The second Test between India and South Africa was held at the Newlands, and the Cape Town pitch was in the news for all the wrong reasons, especially because of the track provided to the players. It paved the way for the shortest-ever Test match in the 147-year history of the format and received plenty of criticism from former cricketers and cricket writers.
After all the hullabaloo outside off the ground, ICC Match Referee Chris Broad finally gave his verdict on the Cape Town pitch and rated it “Unsatisfactory”, which leads to one demerit point to the Newlands Stadium. If any stadium receives six demerit points in five years, the venue will be ineligible to host international cricket for 12 months.
Chris Broad submitted his report after consultations with the captains of both teams involved – Dean Elgar and Rohit Sharma. Both the players were of the agreement that the pitch was below standard and after a period of scrutiny, the verdict was announced by the International Cricket Council (ICC).
The wide range of criticism over the track also pointed out how dangerous the pitch was for the well-being of the batters. The track had huge cracks over it and fast bowlers like Mohammad Siraj, Jasprit Bumrah, Kagiso Rabada, and Nandre Burger were able to generate an unplayable amount of off-the-pitch movement.
Broad rates Cape Town pitch unsatisfactory
Chris Broad added the same in his assessment – “The pitch in Newlands was very difficult to bat on. The ball bounced quickly and sometimes alarmingly throughout the match, making it difficult to play shots. Several batters were hit on the gloves and many wickets also fell due to the awkward bounce.”
South Africa, who won the toss and chose to bowl first in the second Test, were reduced to cinders in no time on the Cape Town pitch. They were bowled out for only 55 runs, their lowest total since resuming international cricket in 1992, paving way for India to take a huge advantage in the match. Just as the visiting team were looking well set to take that expected lead at 153/4, they lost six wickets without scoring a run and were bowled out for the same score.
By the end of Day 1, South Africa had lost three more wickets, which meant 23 players were dismissed in a single day.

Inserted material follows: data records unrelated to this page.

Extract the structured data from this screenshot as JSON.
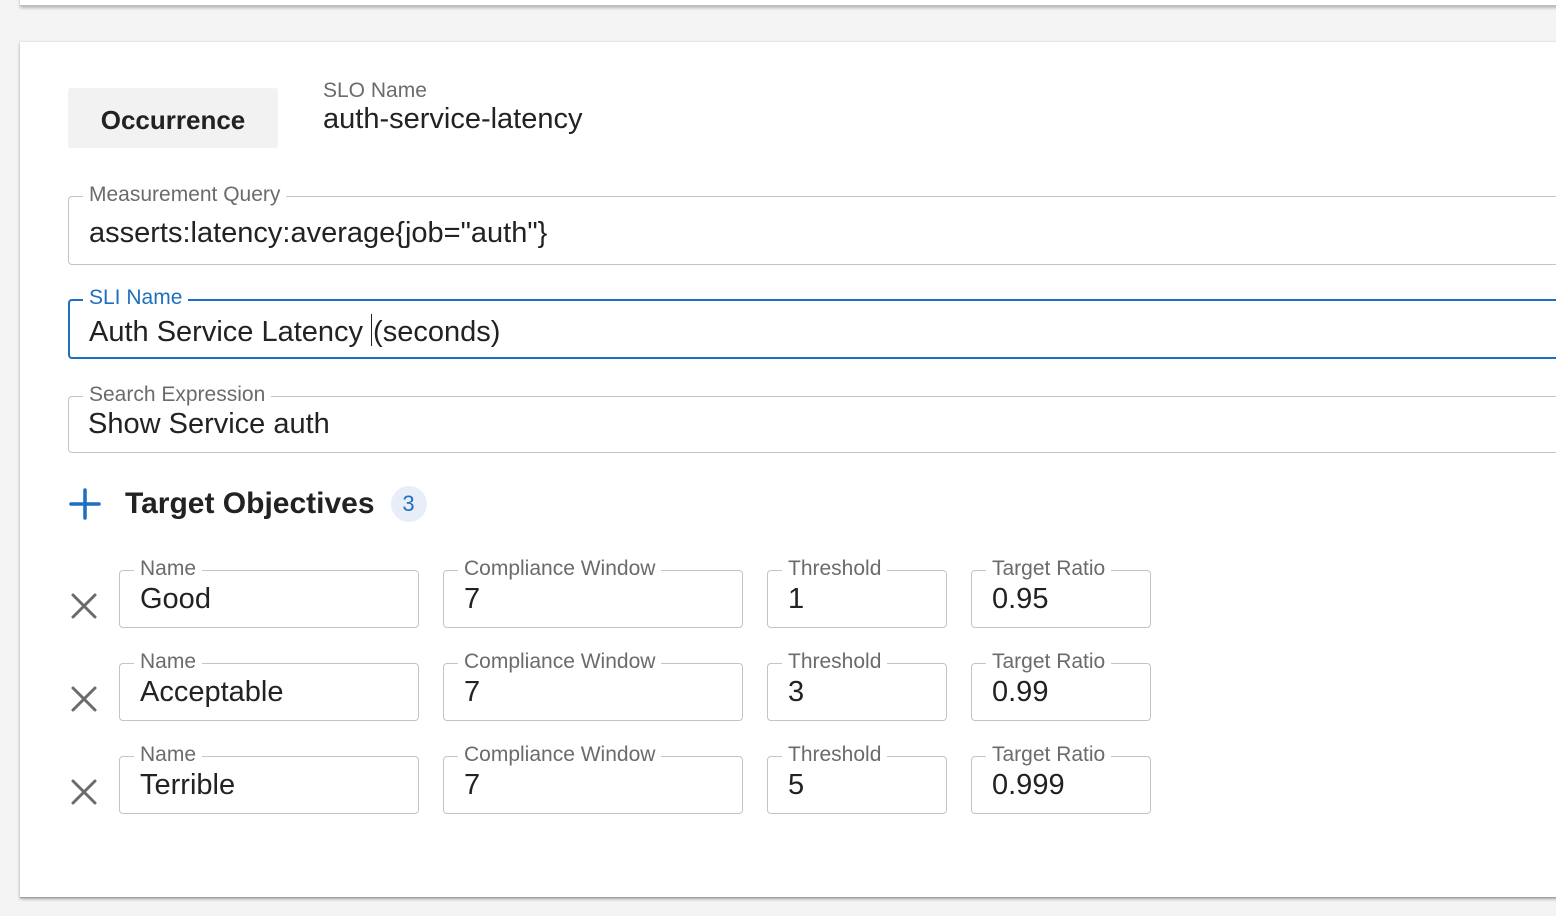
{
  "slo": {
    "type_chip": "Occurrence",
    "name_label": "SLO Name",
    "name_value": "auth-service-latency"
  },
  "fields": {
    "measurement_query": {
      "label": "Measurement Query",
      "value": "asserts:latency:average{job=\"auth\"}"
    },
    "sli_name": {
      "label": "SLI Name",
      "value_before_caret": "Auth Service Latency",
      "value_after_caret": "(seconds)"
    },
    "search_expression": {
      "label": "Search Expression",
      "value": "Show Service auth"
    }
  },
  "objectives": {
    "title": "Target Objectives",
    "count": "3",
    "column_labels": {
      "name": "Name",
      "window": "Compliance Window",
      "threshold": "Threshold",
      "ratio": "Target Ratio"
    },
    "rows": [
      {
        "name": "Good",
        "window": "7",
        "threshold": "1",
        "ratio": "0.95"
      },
      {
        "name": "Acceptable",
        "window": "7",
        "threshold": "3",
        "ratio": "0.99"
      },
      {
        "name": "Terrible",
        "window": "7",
        "threshold": "5",
        "ratio": "0.999"
      }
    ]
  },
  "icons": {
    "add": "plus-icon",
    "remove": "close-icon"
  },
  "colors": {
    "accent": "#1f6fbf",
    "text": "#222222",
    "muted": "#6b6b6b",
    "border": "#c4c4c4"
  }
}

It didn’t take long for Jasprit Bumrah to do the clean-up job on Day 2 and the Indian batters chased a meagre total of 78 runs in 12 overs, but even in that pursuit, they had lost three wickets.
Although this helped India get a rare series draw in South Africa, which they achieved previously in 2010/11, the disappointment among fans of both sides was to have not seen a proper game of cricket. Dean Elgar, playing his final Test match after an illustrious career in the longest format, bid adieu to the sport in a bitter-sweet manner.
India, who had earlier won the ODI series and drawn the T20I series, will next play a three-match T20I series against Afghanistan, which will mark the return of Rohit Sharma and Virat Kohli in the shortest format.